La medida, adelantada por el propio Ayuntamiento y recogida en el Plan Especial Urbanístico de Alojamiento Turístico (PEUAT), prevé que las más de 10.000 licencias activas que existen actualmente no puedan ser prorrogadas una vez expiren.

El objetivo es liberar vivienda para residentes y mitigar el impacto del turismo masivo en los barrios más tensionados.

Collboni justificó la decisión como “una medida de justicia social y de equilibrio urbano” y aseguró que el consistorio “no puede mirar hacia otro lado mientras miles de jóvenes y familias son expulsados de la ciudad por los precios del alquiler”.


Petición de «diálogo»


El anuncio ha generado una reacción inmediata en el sector turístico. Asociaciones de propietarios y plataformas digitales han criticado la medida por considerarla “drástica” y han advertido de que provocará la pérdida de ingresos y empleo vinculados al turismo urbano. Desde Airbnb, por su parte, han pedido diálogo y “una regulación equilibrada que no penalice al visitante responsable”.

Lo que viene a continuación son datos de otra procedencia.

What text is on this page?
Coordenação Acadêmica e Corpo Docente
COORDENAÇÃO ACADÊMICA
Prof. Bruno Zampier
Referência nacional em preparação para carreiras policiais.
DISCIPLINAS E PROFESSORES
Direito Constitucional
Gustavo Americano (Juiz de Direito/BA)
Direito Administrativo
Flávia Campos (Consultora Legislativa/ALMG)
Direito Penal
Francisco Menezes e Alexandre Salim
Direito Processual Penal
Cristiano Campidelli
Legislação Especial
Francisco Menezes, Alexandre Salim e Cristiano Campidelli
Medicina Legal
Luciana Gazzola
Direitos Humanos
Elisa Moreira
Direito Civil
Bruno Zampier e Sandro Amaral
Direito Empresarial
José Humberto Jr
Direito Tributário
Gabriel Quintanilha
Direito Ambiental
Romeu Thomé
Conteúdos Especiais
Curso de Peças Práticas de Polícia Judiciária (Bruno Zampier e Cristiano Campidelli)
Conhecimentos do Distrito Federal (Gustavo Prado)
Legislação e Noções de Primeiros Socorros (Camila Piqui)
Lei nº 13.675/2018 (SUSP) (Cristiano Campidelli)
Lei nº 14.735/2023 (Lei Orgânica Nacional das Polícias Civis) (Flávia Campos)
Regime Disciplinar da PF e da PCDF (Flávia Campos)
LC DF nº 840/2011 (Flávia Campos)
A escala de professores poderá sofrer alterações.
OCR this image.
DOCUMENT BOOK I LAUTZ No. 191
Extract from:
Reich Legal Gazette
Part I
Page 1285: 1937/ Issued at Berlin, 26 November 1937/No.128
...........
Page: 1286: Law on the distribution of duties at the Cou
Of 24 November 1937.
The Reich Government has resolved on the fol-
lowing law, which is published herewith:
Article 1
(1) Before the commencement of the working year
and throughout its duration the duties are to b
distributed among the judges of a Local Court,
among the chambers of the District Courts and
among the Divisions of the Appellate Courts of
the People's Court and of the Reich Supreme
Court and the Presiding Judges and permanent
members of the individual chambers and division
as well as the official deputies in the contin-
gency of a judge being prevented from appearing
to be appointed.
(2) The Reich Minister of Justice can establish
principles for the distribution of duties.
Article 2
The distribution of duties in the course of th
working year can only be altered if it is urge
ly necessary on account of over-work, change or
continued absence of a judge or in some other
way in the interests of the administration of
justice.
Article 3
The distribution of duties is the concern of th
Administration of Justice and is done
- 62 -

El Ayuntamiento prevé abrir en 2026 un proceso de transición para reconvertir parte de estas viviendas en alquiler asequible o social, con incentivos a los propietarios que opten por mantener los pisos en el mercado residencial.

Con esta decisión, Barcelona se convierte en la primera gran ciudad europea en fijar una fecha concreta para el fin de las licencias turísticas. El consistorio confía en que la medida contribuya a reducir la presión inmobiliaria y a devolver miles de viviendas a los barceloneses antes del final del actual mandato municipal.